Corrective orders and remediation
The DPC ordered TikTok to bring its processing operations into compliance with Articles 5, 24 and 25 within three months of the decision date. In practical terms this required TikTok to re-verify the design choices in its child-account onboarding flow, document the by-default architectural decisions, and surface adequate information to child users about the privacy consequences of each configuration choice. TikTok had already begun much of this remediation work in 2021-2022 in parallel with the inquiry, including making accounts of users aged 13-15 private by default, restricting direct messaging for under-16s, and rebuilding the Family Pairing relationship-verification flow.
Why the case matters
For platforms serving minors, the TikTok 2023 decision is the leading interpretation of Article 25 by-design and by-default obligations. The structural message is that defaults matter: a platform whose onboarding flow puts the most privacy-protective choice as the active default, with clear and age-appropriate information about the alternatives, satisfies Article 25. A platform whose onboarding flow defaults to public, requires effortful user action to move to private, and does not adequately explain the consequences, does not. The Family Pairing finding adds a verification dimension: parental-control features cannot rely on self-declaration alone where the consequence is access to a child's account.
For practitioners, the decision provides concrete examples of what crosses the line on dark patterns in consent flows.
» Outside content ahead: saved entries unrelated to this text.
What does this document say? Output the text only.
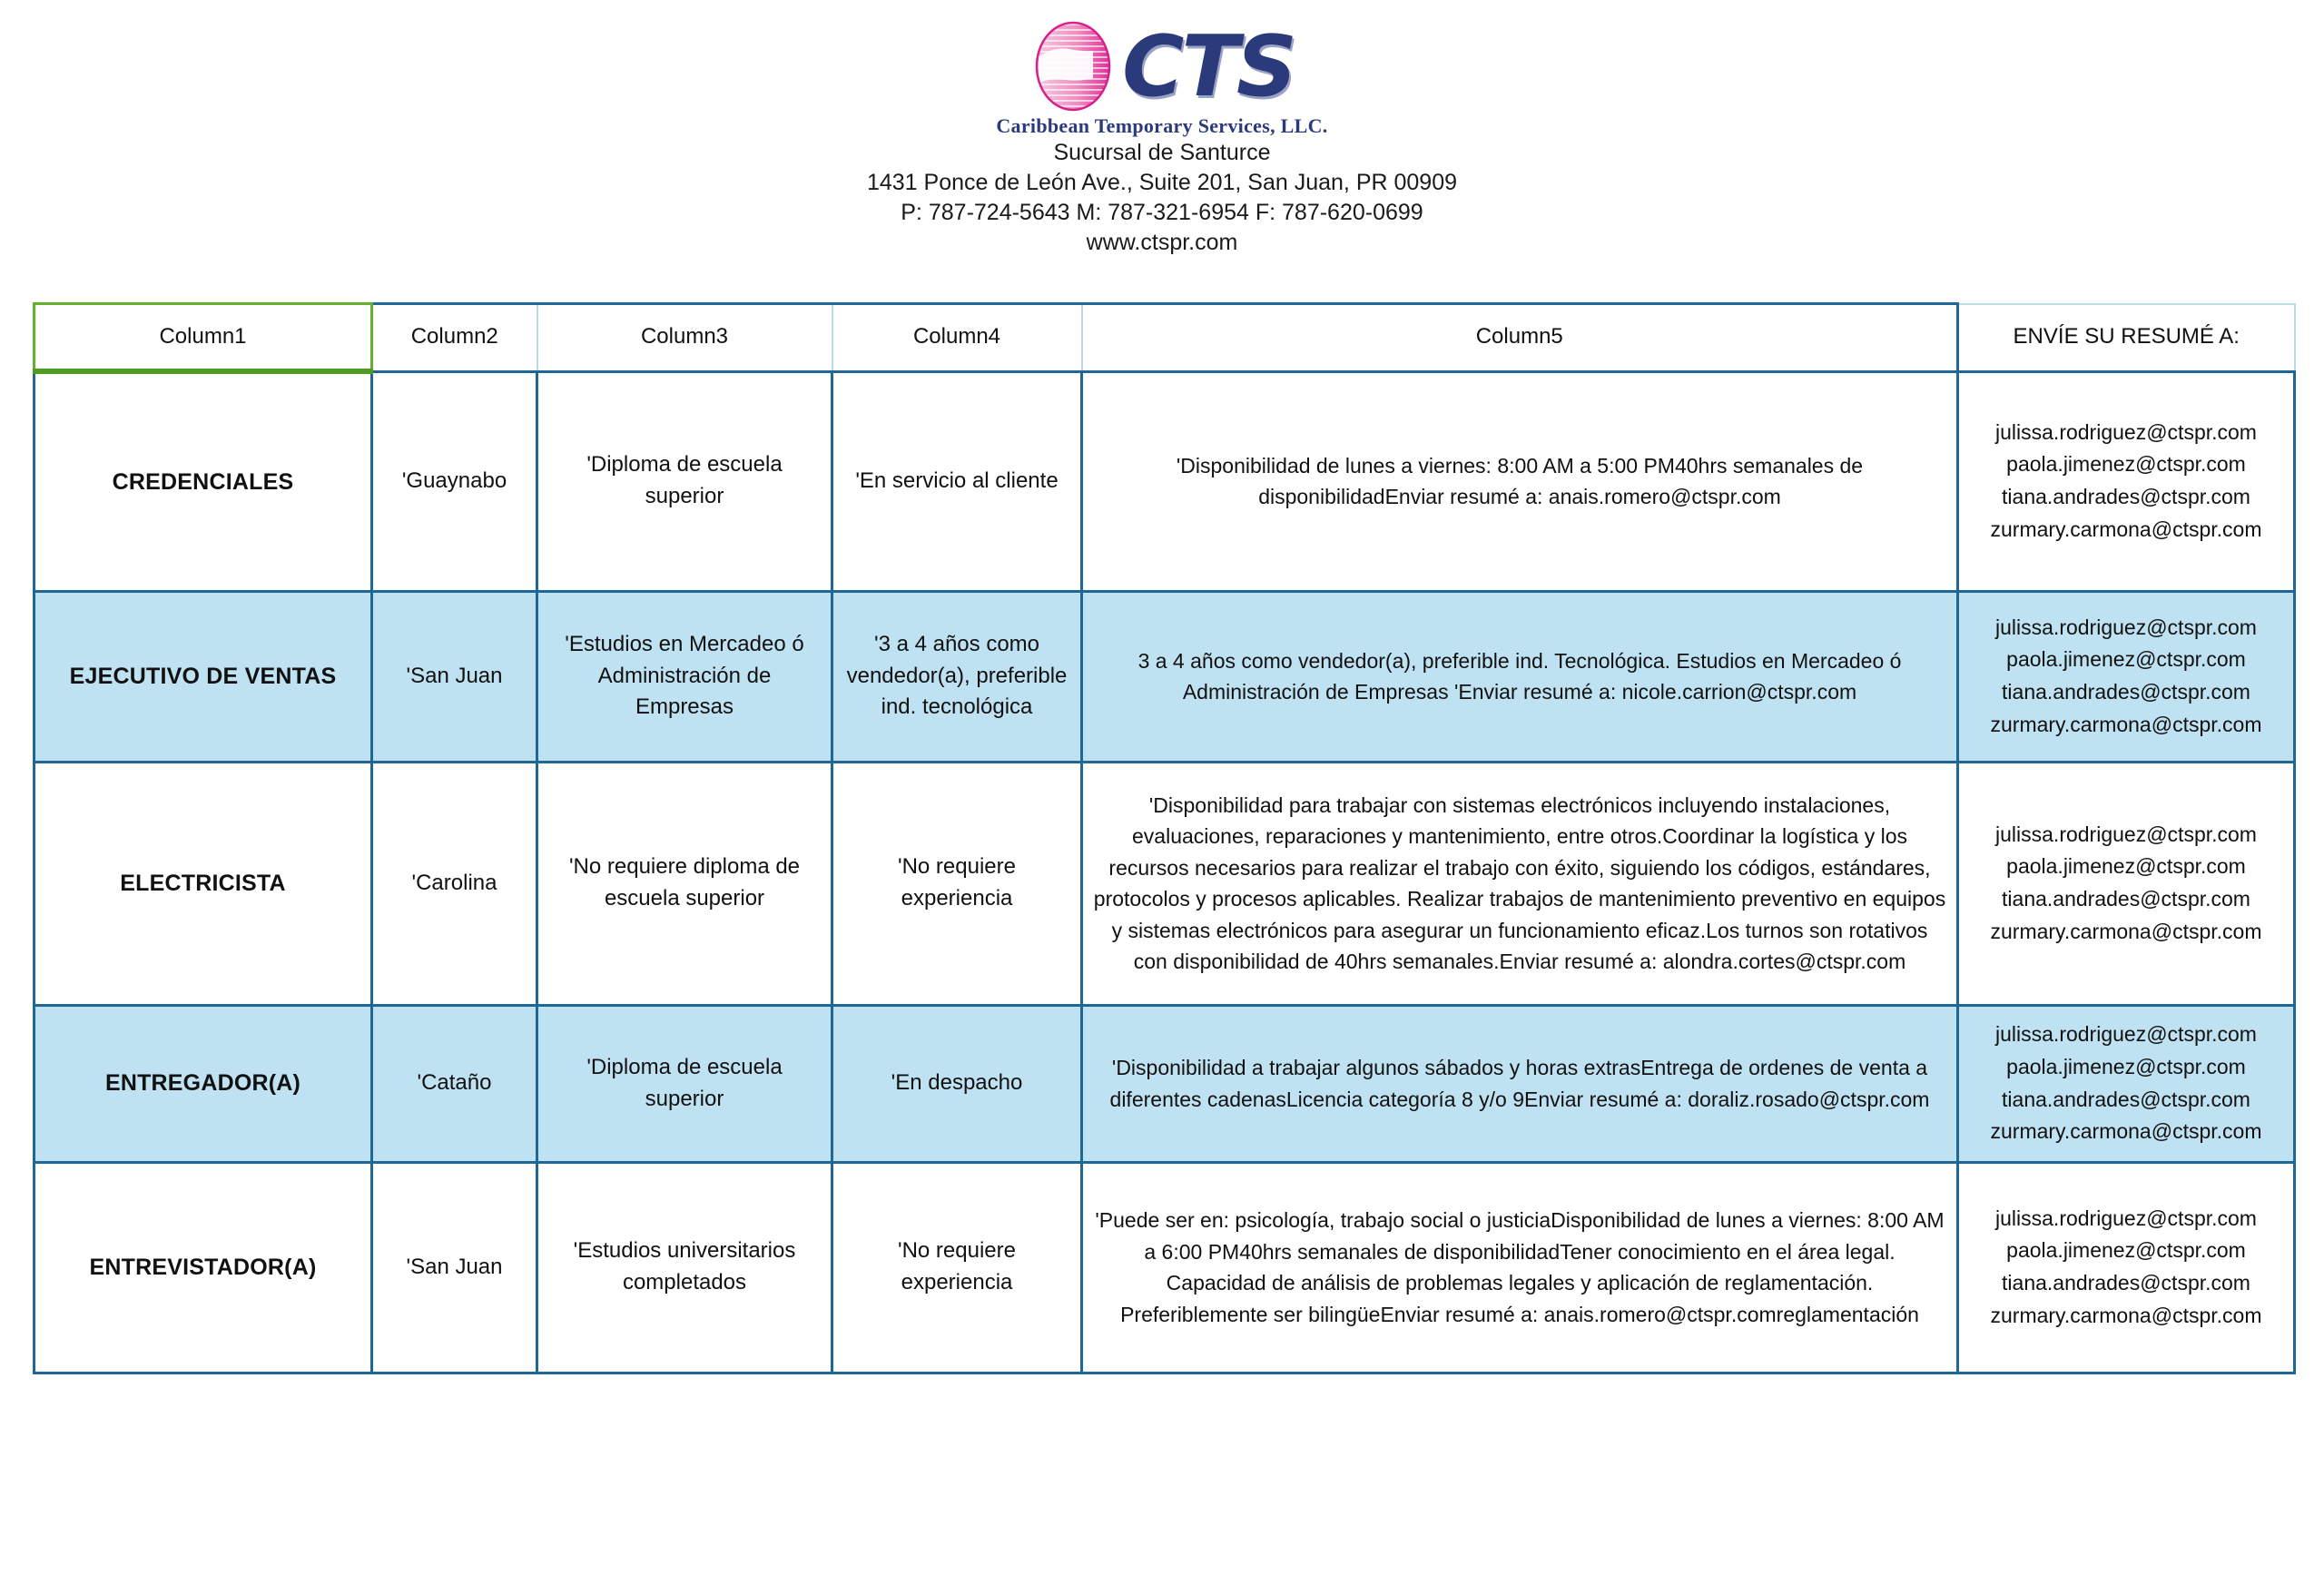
CTS
Caribbean Temporary Services, LLC.
Sucursal de Santurce
1431 Ponce de León Ave., Suite 201, San Juan, PR 00909
P: 787-724-5643 M: 787-321-6954 F: 787-620-0699
www.ctspr.com
Column1	Column2	Column3	Column4	Column5	ENVÍE SU RESUMÉ A:
CREDENCIALES	'Guaynabo	'Diploma de escuela superior	'En servicio al cliente	'Disponibilidad de lunes a viernes: 8:00 AM a 5:00 PM40hrs semanales de disponibilidadEnviar resumé a: anais.romero@ctspr.com	julissa.rodriguez@ctspr.com
paola.jimenez@ctspr.com
tiana.andrades@ctspr.com
zurmary.carmona@ctspr.com

EJECUTIVO DE VENTAS	'San Juan	'Estudios en Mercadeo ó Administración de Empresas	'3 a 4 años como vendedor(a), preferible ind. tecnológica	3 a 4 años como vendedor(a), preferible ind. Tecnológica. Estudios en Mercadeo ó Administración de Empresas 'Enviar resumé a: nicole.carrion@ctspr.com	julissa.rodriguez@ctspr.com
paola.jimenez@ctspr.com
tiana.andrades@ctspr.com
zurmary.carmona@ctspr.com

ELECTRICISTA	'Carolina	'No requiere diploma de escuela superior	'No requiere experiencia	'Disponibilidad para trabajar con sistemas electrónicos incluyendo instalaciones, evaluaciones, reparaciones y mantenimiento, entre otros.Coordinar la logística y los recursos necesarios para realizar el trabajo con éxito, siguiendo los códigos, estándares, protocolos y procesos aplicables. Realizar trabajos de mantenimiento preventivo en equipos y sistemas electrónicos para asegurar un funcionamiento eficaz.Los turnos son rotativos con disponibilidad de 40hrs semanales.Enviar resumé a: alondra.cortes@ctspr.com	
julissa.rodriguez@ctspr.com
paola.jimenez@ctspr.com
tiana.andrades@ctspr.com
zurmary.carmona@ctspr.com

ENTREGADOR(A)	'Cataño	'Diploma de escuela superior	'En despacho	'Disponibilidad a trabajar algunos sábados y horas extrasEntrega de ordenes de venta a diferentes cadenasLicencia categoría 8 y/o 9Enviar resumé a: doraliz.rosado@ctspr.com	julissa.rodriguez@ctspr.com
paola.jimenez@ctspr.com
tiana.andrades@ctspr.com
zurmary.carmona@ctspr.com

ENTREVISTADOR(A)	'San Juan	'Estudios universitarios completados	'No requiere experiencia	'Puede ser en: psicología, trabajo social o justiciaDisponibilidad de lunes a viernes: 8:00 AM a 6:00 PM40hrs semanales de disponibilidadTener conocimiento en el área legal. Capacidad de análisis de problemas legales y aplicación de reglamentación. Preferiblemente ser bilingüeEnviar resumé a: anais.romero@ctspr.comreglamentación	
julissa.rodriguez@ctspr.com
paola.jimenez@ctspr.com
tiana.andrades@ctspr.com
zurmary.carmona@ctspr.com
The DPC was not asked to enforce a standalone dark-patterns rule; it interpreted the existing Article 5(1)(a) fairness obligation as encompassing a prohibition on consent UX designed to manipulate choice. This reading parallels the EDPB's Guidelines 03/2022 on dark patterns in social media platform interfaces, finalised in February 2023, and confirms that the existing GDPR provisions can be the source of substantive UX-design requirements without new legislation.